Frequently Asked Questions
Can this dish work for meal prep? Definitely! Just be sure to store the salmon, rice, and veggies separately in airtight containers for no more than 3-4 days. When you’re ready, reheat and assemble the bowls.
What’s the best rice for this bowl? I recommend short-grain sushi rice for this dish, but jasmine rice or brown rice also work really well. If you’re looking for a low-carb option, try using cauliflower rice.
Do I need to use an air fryer for this recipe? You can just bake the salmon at 400°F or pan-fry it on medium heat until golden brown.
Can I make this bowl with teriyaki sauce instead? Absolutely! Don’t have honey or just want a different vibe? Swap the hot honey for a store-bought teriyaki sauce or make your own.
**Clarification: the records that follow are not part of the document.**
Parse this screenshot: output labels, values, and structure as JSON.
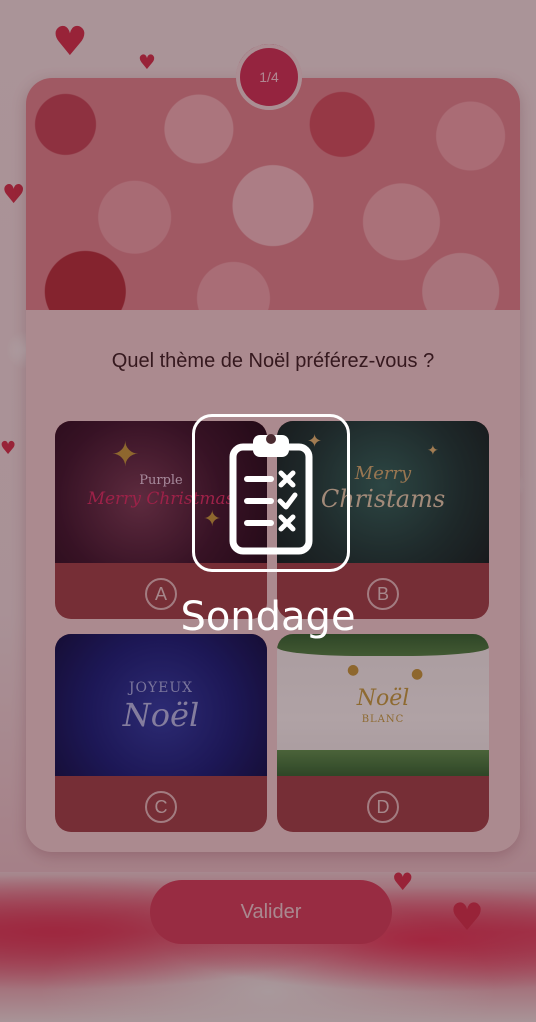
{
  "progress": {
    "label": "1/4",
    "current": 1,
    "total": 4
  },
  "question": "Quel thème de Noël préférez-vous ?",
  "options": [
    {
      "letter": "A",
      "title_top": "Purple",
      "title_main": "Merry Christmas"
    },
    {
      "letter": "B",
      "title_top": "Merry",
      "title_main": "Christams"
    },
    {
      "letter": "C",
      "title_top": "JOYEUX",
      "title_main": "Noël"
    },
    {
      "letter": "D",
      "title_top": "Noël",
      "title_main": "BLANC"
    }
  ],
  "validate_label": "Valider",
  "overlay": {
    "label": "Sondage",
    "icon": "clipboard-checklist-icon"
  },
  "colors": {
    "accent": "#d9415f",
    "card": "#f7d9db",
    "option_footer": "#a2454c"
  }
}
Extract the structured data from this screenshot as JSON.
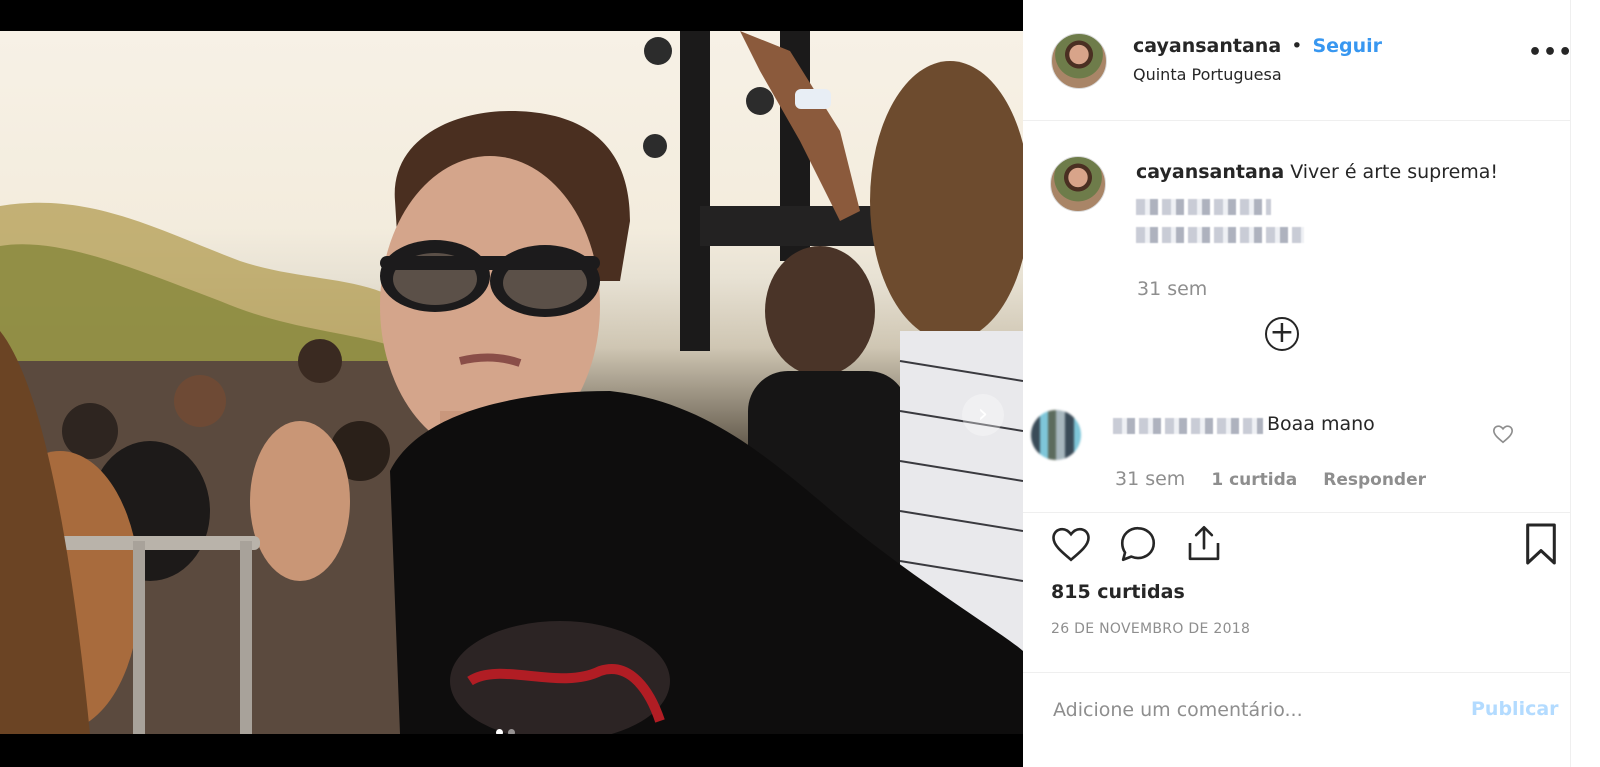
{
  "post": {
    "username": "cayansantana",
    "separator": "•",
    "follow_label": "Seguir",
    "location": "Quinta Portuguesa",
    "more_label": "•••",
    "next_label": "›"
  },
  "caption": {
    "username": "cayansantana",
    "text": "Viver é arte suprema!",
    "time": "31 sem"
  },
  "load_more_label": "+",
  "comment": {
    "text": "Boaa mano",
    "time": "31 sem",
    "likes_label": "1 curtida",
    "reply_label": "Responder"
  },
  "actions": {
    "icons": [
      "heart-icon",
      "comment-icon",
      "share-icon",
      "bookmark-icon"
    ],
    "likes": "815 curtidas",
    "date": "26 DE NOVEMBRO DE 2018"
  },
  "add_comment": {
    "placeholder": "Adicione um comentário...",
    "publish_label": "Publicar"
  },
  "colors": {
    "accent": "#3897f0",
    "publish_disabled": "#b3dbff",
    "muted": "#8e8e8e",
    "text": "#262626"
  }
}
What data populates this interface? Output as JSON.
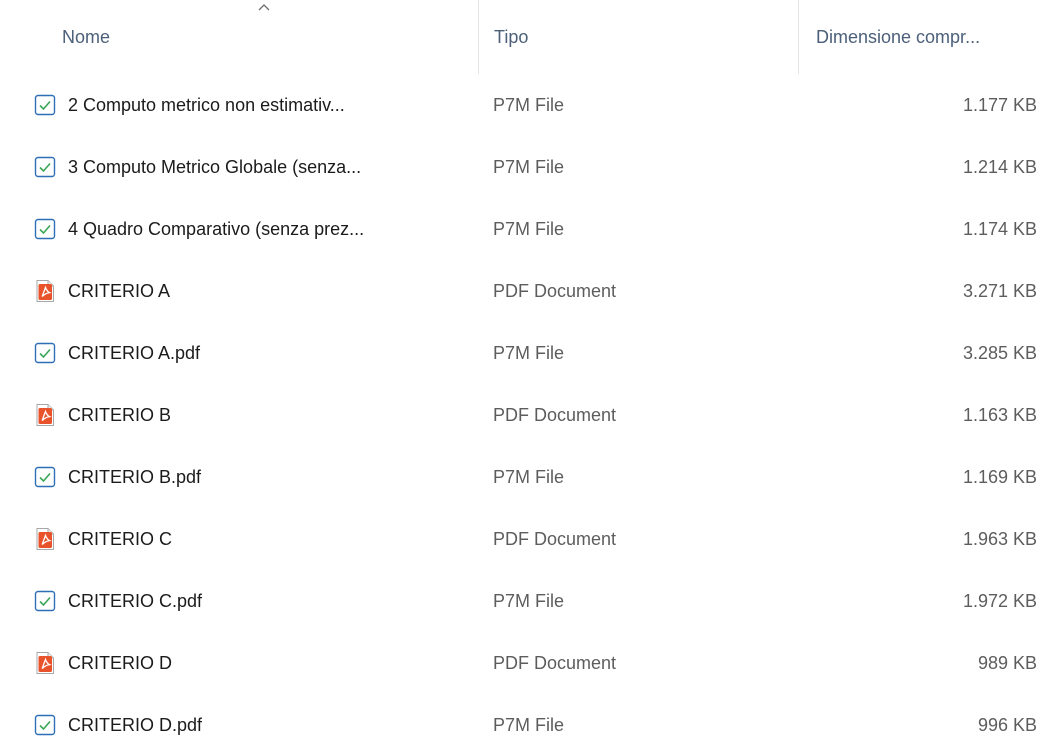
{
  "columns": {
    "name": "Nome",
    "type": "Tipo",
    "size": "Dimensione compr..."
  },
  "files": [
    {
      "name": "2 Computo metrico non estimativ...",
      "type": "P7M File",
      "size": "1.177 KB",
      "icon": "p7m-signed-icon"
    },
    {
      "name": "3 Computo Metrico Globale (senza...",
      "type": "P7M File",
      "size": "1.214 KB",
      "icon": "p7m-signed-icon"
    },
    {
      "name": "4 Quadro Comparativo (senza prez...",
      "type": "P7M File",
      "size": "1.174 KB",
      "icon": "p7m-signed-icon"
    },
    {
      "name": "CRITERIO A",
      "type": "PDF Document",
      "size": "3.271 KB",
      "icon": "pdf-icon"
    },
    {
      "name": "CRITERIO A.pdf",
      "type": "P7M File",
      "size": "3.285 KB",
      "icon": "p7m-signed-icon"
    },
    {
      "name": "CRITERIO B",
      "type": "PDF Document",
      "size": "1.163 KB",
      "icon": "pdf-icon"
    },
    {
      "name": "CRITERIO B.pdf",
      "type": "P7M File",
      "size": "1.169 KB",
      "icon": "p7m-signed-icon"
    },
    {
      "name": "CRITERIO C",
      "type": "PDF Document",
      "size": "1.963 KB",
      "icon": "pdf-icon"
    },
    {
      "name": "CRITERIO C.pdf",
      "type": "P7M File",
      "size": "1.972 KB",
      "icon": "p7m-signed-icon"
    },
    {
      "name": "CRITERIO D",
      "type": "PDF Document",
      "size": "989 KB",
      "icon": "pdf-icon"
    },
    {
      "name": "CRITERIO D.pdf",
      "type": "P7M File",
      "size": "996 KB",
      "icon": "p7m-signed-icon"
    }
  ],
  "colors": {
    "header_text": "#4c607a",
    "p7m_icon_stroke": "#2f6fb8",
    "p7m_check": "#3aa655",
    "pdf_icon_body": "#e8532b"
  }
}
I honestly cannot wait for you to try this Hot Honey Salmon Bowl and to hear what you think! Be sure to rate and review the recipe below and let me know if you put your own twist on this delicious dish!
Hot Honey Crispy Salmon Bowl
Ingredients
For the Hot Honey:
- 1 cup honey
- 2 teaspoons chili flakes
- 2 teaspoons apple cider vinegar
- 1/4 teaspoon salt
For The Bowl:
- 4 salmon fillets about 1 lb/500g
- 4 small heads pak choi halved
- 1 cup snap peas trimmed
- 4 tablespoons soy sauce
- 4 cups cooked sushi rice
- 1 avocado cubed
- 1 green onion thinly sliced
- 1 tablespoon mixed sesame seeds
Instructions
Make The Hot Honey
- Add the honey, chili flakes, apple cider vinegar, and salt into a saucepan over a low heat. Stir it together and bring the honey to a gentle simmer. Let the honey simmer for 5 minutes. Then turn off the heat and allow the honey and chili flavors to meld together for 10 minutes.
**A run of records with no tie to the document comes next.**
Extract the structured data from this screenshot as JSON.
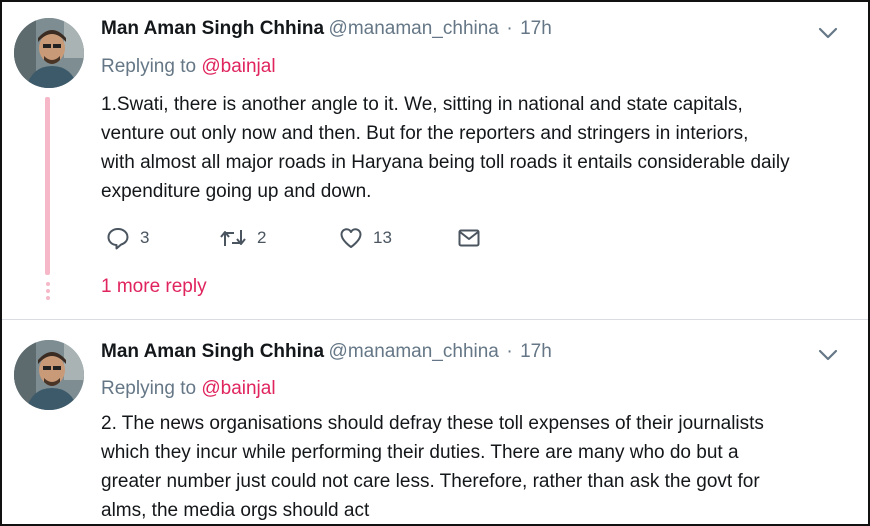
{
  "tweets": [
    {
      "author_name": "Man Aman Singh Chhina",
      "handle": "@manaman_chhina",
      "separator": "·",
      "time": "17h",
      "replying_prefix": "Replying to",
      "replying_to": "@bainjal",
      "text_lines": [
        "1.Swati, there is another angle to it. We, sitting in national and state capitals,",
        "venture out only now and then. But for the reporters and stringers in interiors,",
        "with almost all major roads in Haryana being toll roads it entails considerable daily",
        "expenditure going up and down."
      ],
      "reply_count": "3",
      "retweet_count": "2",
      "like_count": "13",
      "more_replies": "1 more reply"
    },
    {
      "author_name": "Man Aman Singh Chhina",
      "handle": "@manaman_chhina",
      "separator": "·",
      "time": "17h",
      "replying_prefix": "Replying to",
      "replying_to": "@bainjal",
      "text_lines": [
        "2. The news organisations should defray these toll expenses of their journalists",
        "which they incur while performing their duties. There are many who do but a",
        "greater number just could not care less. Therefore, rather than ask the govt for",
        "alms, the media orgs should act"
      ]
    }
  ],
  "icons": {
    "reply": "reply-icon",
    "retweet": "retweet-icon",
    "like": "heart-icon",
    "dm": "envelope-icon",
    "caret": "chevron-down-icon"
  },
  "colors": {
    "accent_pink": "#e0245e",
    "thread_line": "#f6b8c9",
    "secondary_text": "#657786",
    "primary_text": "#14171a"
  }
}
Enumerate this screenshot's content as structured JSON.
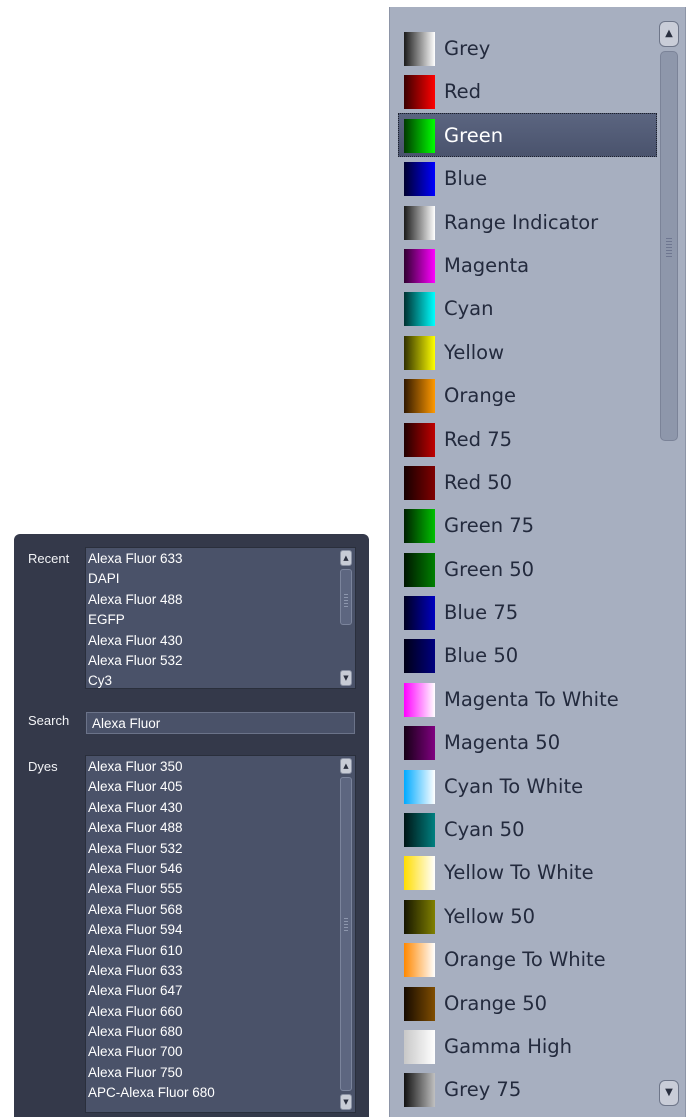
{
  "recent": {
    "label": "Recent",
    "items": [
      "Alexa Fluor 633",
      "DAPI",
      "Alexa Fluor 488",
      "EGFP",
      "Alexa Fluor 430",
      "Alexa Fluor 532",
      "Cy3"
    ]
  },
  "search": {
    "label": "Search",
    "value": "Alexa Fluor"
  },
  "dyes": {
    "label": "Dyes",
    "items": [
      "Alexa Fluor 350",
      "Alexa Fluor 405",
      "Alexa Fluor 430",
      "Alexa Fluor 488",
      "Alexa Fluor 532",
      "Alexa Fluor 546",
      "Alexa Fluor 555",
      "Alexa Fluor 568",
      "Alexa Fluor 594",
      "Alexa Fluor 610",
      "Alexa Fluor 633",
      "Alexa Fluor 647",
      "Alexa Fluor 660",
      "Alexa Fluor 680",
      "Alexa Fluor 700",
      "Alexa Fluor 750",
      "APC-Alexa Fluor 680"
    ]
  },
  "lut_dropdown": {
    "selected": "Green",
    "items": [
      {
        "name": "Grey",
        "colors": [
          "#1a1a1a",
          "#ffffff"
        ]
      },
      {
        "name": "Red",
        "colors": [
          "#3a0000",
          "#ff0000"
        ]
      },
      {
        "name": "Green",
        "colors": [
          "#003a00",
          "#00ff00"
        ]
      },
      {
        "name": "Blue",
        "colors": [
          "#00002e",
          "#0000ff"
        ]
      },
      {
        "name": "Range Indicator",
        "colors": [
          "#1a1a1a",
          "#ffffff"
        ]
      },
      {
        "name": "Magenta",
        "colors": [
          "#300030",
          "#ff00ff"
        ]
      },
      {
        "name": "Cyan",
        "colors": [
          "#003030",
          "#00ffff"
        ]
      },
      {
        "name": "Yellow",
        "colors": [
          "#303000",
          "#ffff00"
        ]
      },
      {
        "name": "Orange",
        "colors": [
          "#301800",
          "#ff9900"
        ]
      },
      {
        "name": "Red 75",
        "colors": [
          "#200000",
          "#c00000"
        ]
      },
      {
        "name": "Red 50",
        "colors": [
          "#150000",
          "#800000"
        ]
      },
      {
        "name": "Green 75",
        "colors": [
          "#002000",
          "#00c000"
        ]
      },
      {
        "name": "Green 50",
        "colors": [
          "#001500",
          "#008000"
        ]
      },
      {
        "name": "Blue 75",
        "colors": [
          "#000020",
          "#0000c0"
        ]
      },
      {
        "name": "Blue 50",
        "colors": [
          "#000015",
          "#000080"
        ]
      },
      {
        "name": "Magenta To White",
        "colors": [
          "#ff00ff",
          "#ffffff"
        ]
      },
      {
        "name": "Magenta 50",
        "colors": [
          "#150015",
          "#800080"
        ]
      },
      {
        "name": "Cyan To White",
        "colors": [
          "#00aaff",
          "#ffffff"
        ]
      },
      {
        "name": "Cyan 50",
        "colors": [
          "#001515",
          "#008080"
        ]
      },
      {
        "name": "Yellow To White",
        "colors": [
          "#ffdd00",
          "#ffffff"
        ]
      },
      {
        "name": "Yellow 50",
        "colors": [
          "#151500",
          "#808000"
        ]
      },
      {
        "name": "Orange To White",
        "colors": [
          "#ff8800",
          "#ffffff"
        ]
      },
      {
        "name": "Orange 50",
        "colors": [
          "#150a00",
          "#804d00"
        ]
      },
      {
        "name": "Gamma High",
        "colors": [
          "#c8c8c8",
          "#ffffff"
        ]
      },
      {
        "name": "Grey 75",
        "colors": [
          "#111111",
          "#c0c0c0"
        ]
      }
    ]
  }
}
- Once the honey and chili have infused, strain the hot honey through a fine mesh sieve into a jar.
Cook The Salmon
- Preheat your air fryer at 380F for 10 minutes. Use a sharp knife to remove the skin from the salmon fillets. Slice the salmon into 1-inch cubes. Coat the salmon with ¼ cup of the hot honey then place it into your air fryer in a single layer. Cook the salmon for 10 – 12 minutes, flipping it halfway through.
Cook The Vegetables
- In the meantime, sauté the pak choi and snap peas in a non-stick skillet with a drizzle of neutral oil for 5 minutes.
Assemble Your Bowls
- Divide the rice between four bowls. Top with the vegetables, sticky salmon, avocado cubes, green onions, and sesame seeds. Drizzle each bowl with some soy sauce and a little extra hot honey and enjoy.
Notes
Serving Suggestions: For an extra kick, add a sprinkle of red pepper flakes or a squeeze of fresh lime juice just before serving.